If we have 100 toasters, the number of customers served has increased to 246, but the average waiting time has also increased. This happens because the current waiting time is calculated when a customer leaves the store, meaning the current calculation is equivalent to asking people as they leave: “How long did you spend waiting”? It is not a calculation of the waiting time of people currently in the pipeline, as not all customers are at the same stage within the pipeline. Thus, because the toaster is the largest time sink, eventually it fills up to maximum capacity and blocks, increasing waiting times. A higher number of toasters allows more customers to enter the shop before the average waiting time is over 6 minutes, meaning that these customers end up waiting longer than they otherwise would have with a single toaster. It’s probably not in Subway’s best interest to run the extra toasters for the marginal improvement in customer turnover[4].


The models I have used in this study do not necessarily reflect the actual times taken in the store, but my estimates are based on experience and are roughly proportionate. If you disagree, feel free to play with the numbers in the code and let us know what you find. It’s also worth noting that these models allow large queues to develop at workstations, which is unlikely to occur in real life.

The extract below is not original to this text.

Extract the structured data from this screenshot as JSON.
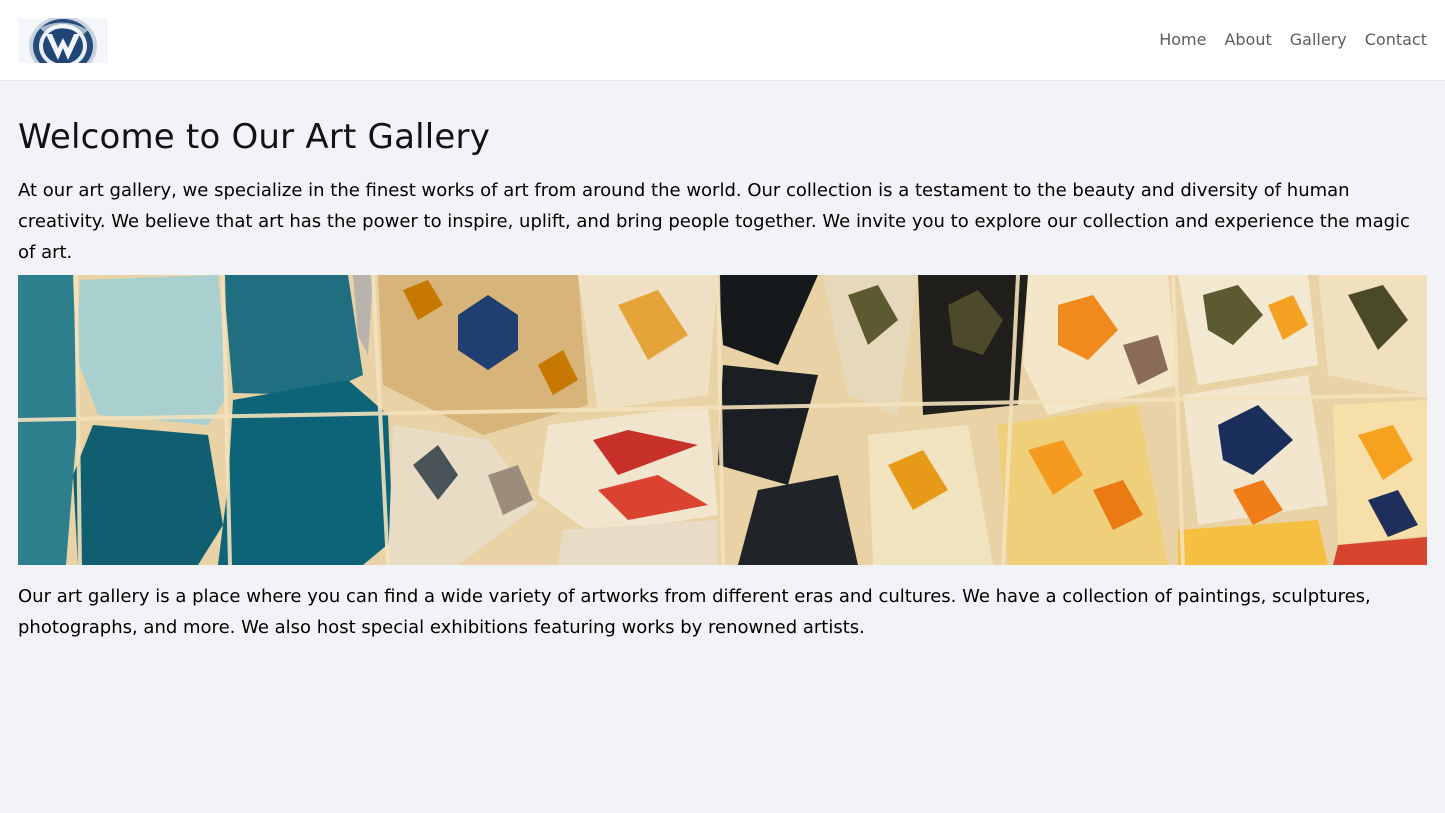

I’d be interested in seeing some meta-analysis on the economics of the potential increase in revenue from introducing additional workstations, given a particular customer arrival rate and the cost of the additional workstations.

As always, please feel free to comment below with suggestions or thoughts on improvements to the system.



[1] Editor’s note: we don’t actually go to McDonalds for lunch.

[2] This can be difficult for customers to understand, so someone is employed to manage customers in the queue!

[3] Each station has an infinite queue, but I simulate a finite number of customers.

[4] They, and the other companies I’ve discussed, have probably all done some variant of this analysis already.